Det Cpl Frazer said the woman had what appeared to be a yellow dress with suspected blood covering her face, as well as a black cloth belt wrapped around her neck. He said he noticed visible injuries to the woman’s neck and chin and also a grey towel with blood stains in the area of her right arm.

Forensic Pathologist Dr Caryn Sands, in her autopsy report, said the 35-year-old died as a result of six stab wounds to the neck and oxygen depravation.

Dr Sands’ report said the half-dozen stab wounds caused injury and bleeding to the soft tissue and blood vessels in Ms Bowen’s neck leading to blood loss.

Dr Sands’ report also noted Ms Bowen was approximately three months pregnant at the time of her death. The autopsy revealed a “normally formed” foetus whose measurements were “consistent with a gestation of 12-13 weeks”.

Additionally, the report said the 35-year-old had a belt around her neck with an underlying “furrow” consistent with pressure applied to her neck by the belt, which were associated with ruptured blood vessels in her eyes, mouth and larynx.

That would have caused lack of blood flow to her brain and contributed to her death, Dr Sands’ report noted.

Dr Sands’ report further noted Ms Bowen suffered numerous other injuries, such as upper lip lacerations and both lower and upper lip contusions, a contusion on the right side of the chest, intramuscular haemorrhage of the tongue and laceration to the mouth.

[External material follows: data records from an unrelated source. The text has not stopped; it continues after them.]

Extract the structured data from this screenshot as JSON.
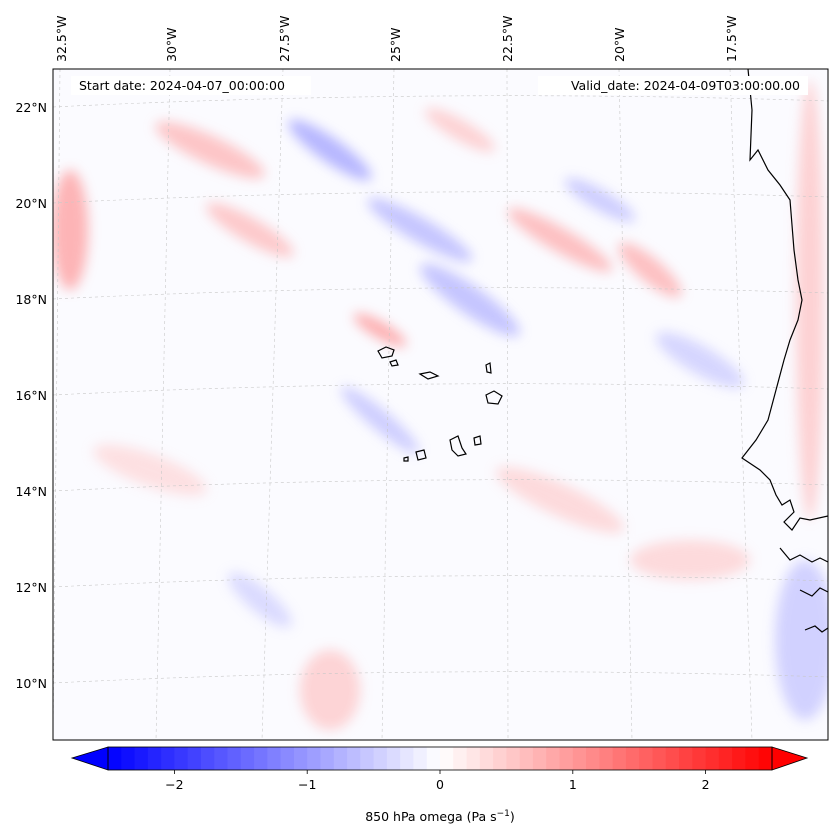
{
  "header": {
    "start_date": "Start date: 2024-04-07_00:00:00",
    "valid_date": "Valid_date: 2024-04-09T03:00:00.00"
  },
  "map": {
    "longitude_labels": [
      "32.5°W",
      "30°W",
      "27.5°W",
      "25°W",
      "22.5°W",
      "20°W",
      "17.5°W"
    ],
    "latitude_labels": [
      "22°N",
      "20°N",
      "18°N",
      "16°N",
      "14°N",
      "12°N",
      "10°N"
    ],
    "field_colors": {
      "negative": "#0000ff",
      "zero": "#ffffff",
      "positive": "#ff0000"
    }
  },
  "colorbar": {
    "label": "850 hPa omega (Pa s",
    "label_exponent": "−1",
    "label_close": ")",
    "ticks": [
      {
        "value": -2,
        "text": "−2"
      },
      {
        "value": -1,
        "text": "−1"
      },
      {
        "value": 0,
        "text": "0"
      },
      {
        "value": 1,
        "text": "1"
      },
      {
        "value": 2,
        "text": "2"
      }
    ],
    "vmin": -2.5,
    "vmax": 2.5
  }
}
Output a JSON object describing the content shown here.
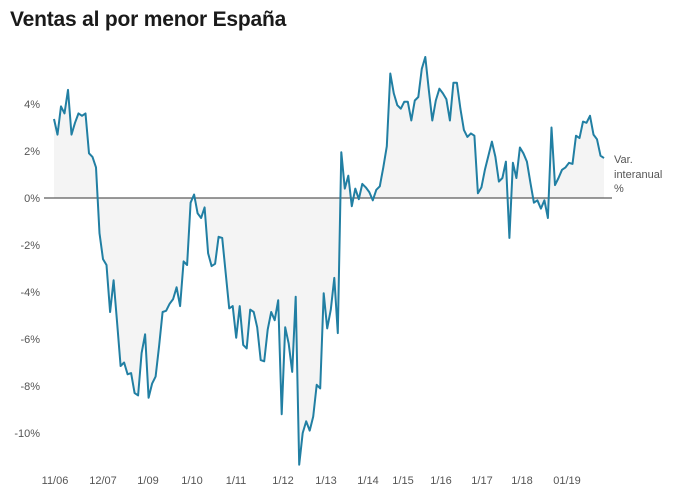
{
  "chart_data": {
    "type": "area",
    "title": "Ventas al por menor España",
    "series_label": [
      "Var.",
      "interanual",
      "%"
    ],
    "xlabel": "",
    "ylabel": "Var. interanual %",
    "frequency": "monthly",
    "ylim": [
      -11.5,
      6.5
    ],
    "yticks": [
      {
        "value": 4,
        "label": "4%"
      },
      {
        "value": 2,
        "label": "2%"
      },
      {
        "value": 0,
        "label": "0%"
      },
      {
        "value": -2,
        "label": "-2%"
      },
      {
        "value": -4,
        "label": "-4%"
      },
      {
        "value": -6,
        "label": "-6%"
      },
      {
        "value": -8,
        "label": "-8%"
      },
      {
        "value": -10,
        "label": "-10%"
      }
    ],
    "xticks": [
      "11/06",
      "12/07",
      "1/09",
      "1/10",
      "1/11",
      "1/12",
      "1/13",
      "1/14",
      "1/15",
      "1/16",
      "1/17",
      "1/18",
      "01/19"
    ],
    "values": [
      3.36,
      2.7,
      3.9,
      3.6,
      4.6,
      2.7,
      3.2,
      3.6,
      3.5,
      3.6,
      1.9,
      1.75,
      1.3,
      -1.5,
      -2.6,
      -2.85,
      -4.85,
      -3.5,
      -5.3,
      -7.15,
      -7.0,
      -7.5,
      -7.45,
      -8.3,
      -8.4,
      -6.6,
      -5.8,
      -8.5,
      -7.9,
      -7.6,
      -6.3,
      -4.85,
      -4.8,
      -4.5,
      -4.3,
      -3.8,
      -4.6,
      -2.7,
      -2.85,
      -0.2,
      0.15,
      -0.65,
      -0.85,
      -0.4,
      -2.35,
      -2.9,
      -2.8,
      -1.65,
      -1.7,
      -3.2,
      -4.7,
      -4.6,
      -5.95,
      -4.6,
      -6.25,
      -6.4,
      -4.75,
      -4.85,
      -5.5,
      -6.9,
      -6.95,
      -5.6,
      -4.85,
      -5.2,
      -4.35,
      -9.2,
      -5.5,
      -6.2,
      -7.4,
      -4.2,
      -11.35,
      -10.0,
      -9.5,
      -9.9,
      -9.3,
      -7.95,
      -8.1,
      -4.05,
      -5.55,
      -4.75,
      -3.4,
      -5.75,
      1.95,
      0.4,
      0.95,
      -0.35,
      0.4,
      -0.05,
      0.6,
      0.45,
      0.25,
      -0.1,
      0.35,
      0.5,
      1.3,
      2.2,
      5.3,
      4.45,
      3.95,
      3.8,
      4.1,
      4.1,
      3.3,
      4.15,
      4.3,
      5.5,
      6.0,
      4.6,
      3.3,
      4.15,
      4.65,
      4.45,
      4.2,
      3.3,
      4.9,
      4.9,
      3.8,
      2.9,
      2.6,
      2.75,
      2.65,
      0.2,
      0.45,
      1.2,
      1.8,
      2.4,
      1.75,
      0.7,
      0.85,
      1.55,
      -1.7,
      1.5,
      0.85,
      2.15,
      1.9,
      1.55,
      0.65,
      -0.2,
      -0.1,
      -0.45,
      -0.1,
      -0.85,
      3.0,
      0.55,
      0.85,
      1.2,
      1.3,
      1.5,
      1.45,
      2.65,
      2.55,
      3.25,
      3.2,
      3.5,
      2.7,
      2.5,
      1.8,
      1.7
    ],
    "colors": {
      "line": "#217fa3",
      "area": "#f4f4f4",
      "zero": "#333333"
    },
    "grid": false,
    "legend": "none"
  }
}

During previous proceedings, Rachel Oefelein, a forensic DNA analyst at DNA Labs International in Florida, testified how the DNA profile obtained from a “sperm fraction” found on Ms Bowen’s vaginal swab matched the DNA profile obtained from Williams.

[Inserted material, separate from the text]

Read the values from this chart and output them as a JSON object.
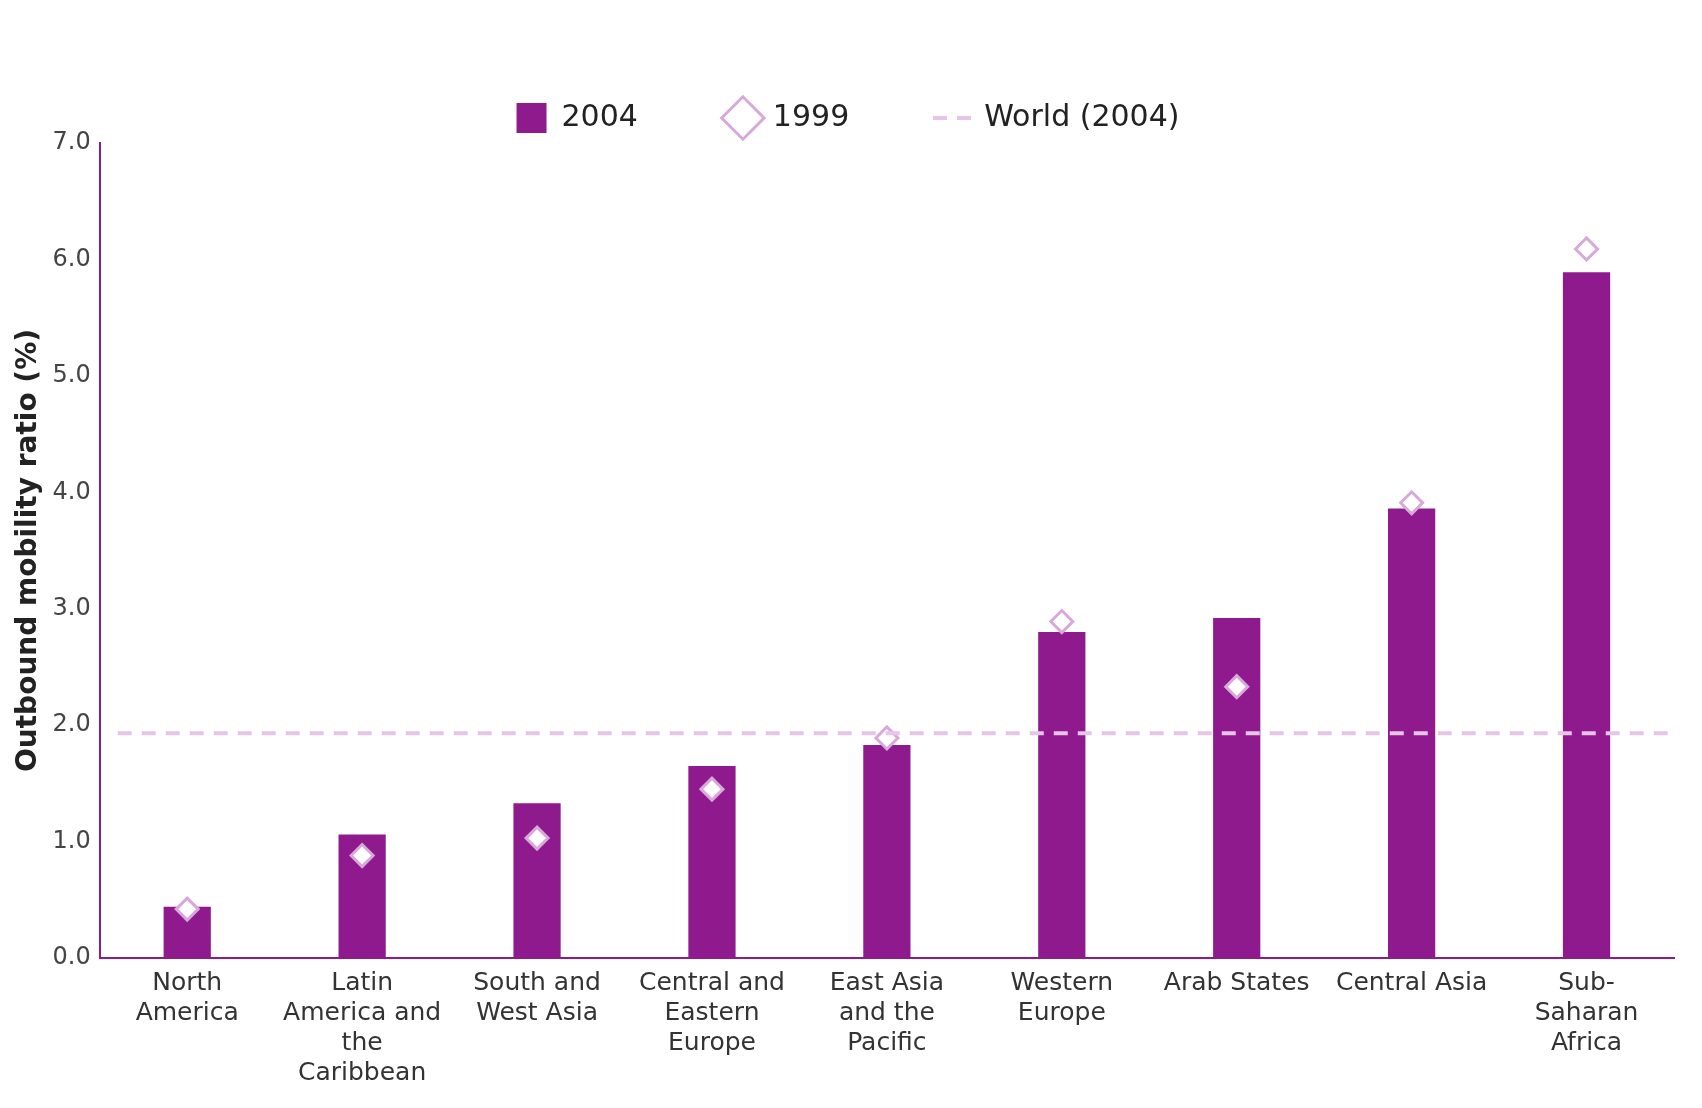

Ms Oefelein said the chance that an unrelated person, chosen at random from the general population, would match that DNA profile is approximately one in every 160 quadrillion individuals.

Additionally, Ms Oefelein said her forensic analysis of Ms Bowen’s fingernail clippings, which showed indications of blood matter, revealed a DNA profile “foreign” to the victim.

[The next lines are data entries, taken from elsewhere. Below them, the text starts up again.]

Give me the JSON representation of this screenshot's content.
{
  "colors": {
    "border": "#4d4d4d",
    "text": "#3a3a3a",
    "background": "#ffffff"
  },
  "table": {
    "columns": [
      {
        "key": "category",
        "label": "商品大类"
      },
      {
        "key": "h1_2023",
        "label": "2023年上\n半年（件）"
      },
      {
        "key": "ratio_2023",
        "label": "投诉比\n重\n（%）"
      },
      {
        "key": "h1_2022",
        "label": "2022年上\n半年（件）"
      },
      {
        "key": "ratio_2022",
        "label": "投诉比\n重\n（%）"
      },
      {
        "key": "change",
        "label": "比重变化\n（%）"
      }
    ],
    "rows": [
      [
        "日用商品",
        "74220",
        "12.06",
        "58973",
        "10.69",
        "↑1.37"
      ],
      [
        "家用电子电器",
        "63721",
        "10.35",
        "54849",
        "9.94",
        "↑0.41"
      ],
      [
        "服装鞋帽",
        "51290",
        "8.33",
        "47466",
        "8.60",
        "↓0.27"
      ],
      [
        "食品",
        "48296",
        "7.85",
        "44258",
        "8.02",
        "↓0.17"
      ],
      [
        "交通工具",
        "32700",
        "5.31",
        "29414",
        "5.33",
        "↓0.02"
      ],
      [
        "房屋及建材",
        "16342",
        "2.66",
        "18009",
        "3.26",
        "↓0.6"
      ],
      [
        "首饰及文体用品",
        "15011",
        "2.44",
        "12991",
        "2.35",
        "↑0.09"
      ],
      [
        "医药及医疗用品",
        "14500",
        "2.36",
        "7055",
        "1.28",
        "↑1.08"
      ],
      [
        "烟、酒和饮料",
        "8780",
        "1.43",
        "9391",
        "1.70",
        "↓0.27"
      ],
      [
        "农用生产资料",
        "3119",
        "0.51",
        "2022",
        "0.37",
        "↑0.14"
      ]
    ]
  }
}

And that foreign DNA profile, Ms Oefelein said, indicated at least one male contributor. Ms Oefelein said Williams could not be ruled out as a possible contributor to that foreign DNA profile, thus, it was reanalysed using probabilistic genotyping methods.

Due to it being reanalysed, Ms Oefelein said the DNA profile obtained from the fingernail clippings is approximately 31,000 times more probable if the sample originated from Williams and Bowen than if it originated from Bowen and an unknown person.

Therefore, she said there is very strong support that Williams and Ms Bowen contributed to that mixed DNA profile, rather than Ms Bowen and an unknown person.

At the close of the Crown’s case, Williams opted to remain silent but called two witnesses on his behalf - his mother and attorney Lessiah Rolle, whose evidence he used to corroborate his alibi that he could not have been at the scene of the crime on the date and time in question.

Williams’ mother testified that on the date in question, her son was at home in Garden Hills before he left with her to do school runs. She claimed she ultimately dropped him off in the downtown area. Mr Rolle, meanwhile, testifed that at 9:45am on the date in question, he met with Williams for an appointment.

Stanley Rolle and Marianne Cadet from the Office of the Public Defender represented Williams. Roger Thompson and Fania Joseph, from the office of the attorney general, prosecuted the matter.